Soward ended his lone season in the NFL appearing in 13 games, and caught 14 passes for 154 yards with one touchdown. That touchdown came against the Washington Redskins, in which he beat Deion Sanders to the end zone. It was the second time in the game that Sowell had beaten Sanders, but he had dropped the ball. This fact was highlighted in the Jaguars media guide for the 2001 season.

===Toronto Argonauts===
On May 18, 2004, the Toronto Argonauts signed Soward to a contract while he was still under contract with the Jaguars. As an Argonaut, his primary role in the offense was as a fly route receiver that stretched the defense and whose long receptions usually translated into touchdowns. In his first year with the team—his first meaningful game action in four years—Soward went on to win a Grey Cup Championship.

In 2005, Soward and the Argonauts were unable to repeat as back-to-back champions, losing the Eastern Division Championship to the Montreal Alouettes. In that game, Soward was dubiously remembered for an overzealous touchdown celebration.

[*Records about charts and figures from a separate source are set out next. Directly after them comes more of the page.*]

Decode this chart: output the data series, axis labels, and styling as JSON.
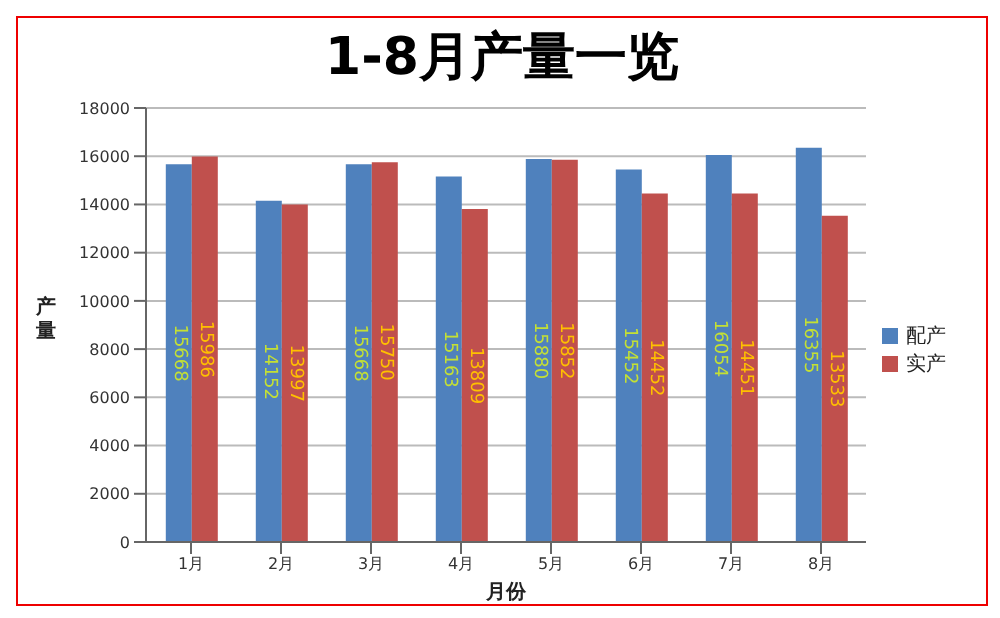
{
  "chart_data": {
    "type": "bar",
    "title": "1-8月产量一览",
    "xlabel": "月份",
    "ylabel": "产量",
    "categories": [
      "1月",
      "2月",
      "3月",
      "4月",
      "5月",
      "6月",
      "7月",
      "8月"
    ],
    "series": [
      {
        "name": "配产",
        "color": "#4f81bd",
        "values": [
          15668,
          14152,
          15668,
          15163,
          15880,
          15452,
          16054,
          16355
        ]
      },
      {
        "name": "实产",
        "color": "#c0504d",
        "values": [
          15986,
          13997,
          15750,
          13809,
          15852,
          14452,
          14451,
          13533
        ]
      }
    ],
    "ylim": [
      0,
      18000
    ],
    "yticks": [
      0,
      2000,
      4000,
      6000,
      8000,
      10000,
      12000,
      14000,
      16000,
      18000
    ],
    "grid": "y",
    "legend": "right",
    "data_labels": true
  }
}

After scoring a touchdown, he ran into a concession stand setup behind the end zone, grabbed a bag of popcorn, and shared it with a teammate and nearby fans. Though his touchdown helped to put his team up 14–0 after the first quarter, the Argos got outscored 33–3 for the next three quarters. That led many to believe that Soward's timing for his celebration stunt was not only premature, but a catalyst that fired up the Alouettes. He said: "It was a very spontaneous thing and I apologize to the people of Toronto if they feel I took away our opportunity, but I was just making an atmosphere where people can enjoy the game and see something different."

In 2006, when asked about the popcorn incident prior to a rematch against the Alouettes, Soward stated that he felt the criticism against him was unjust and that he would do it again if the opportunity presented itself. He told Los Angeles radio station KLAC that he got the popcorn idea from seeing Keyshawn Johnson do it after scoring a touchdown when he was playing football for West Los Angeles College. During the East Division semi-final that year, Soward caught the game-winning touchdown to help the Argonauts advance to the division finals which they went on to lose against the Alouettes in Montreal.

On December 15, 2006, Soward was released by the Argonauts. Since then he has been making a living in repairing televisions and working in a warehouse.

===Ontario Warriors===
For the 2012 season, Soward signed to play with the Ontario Warriors.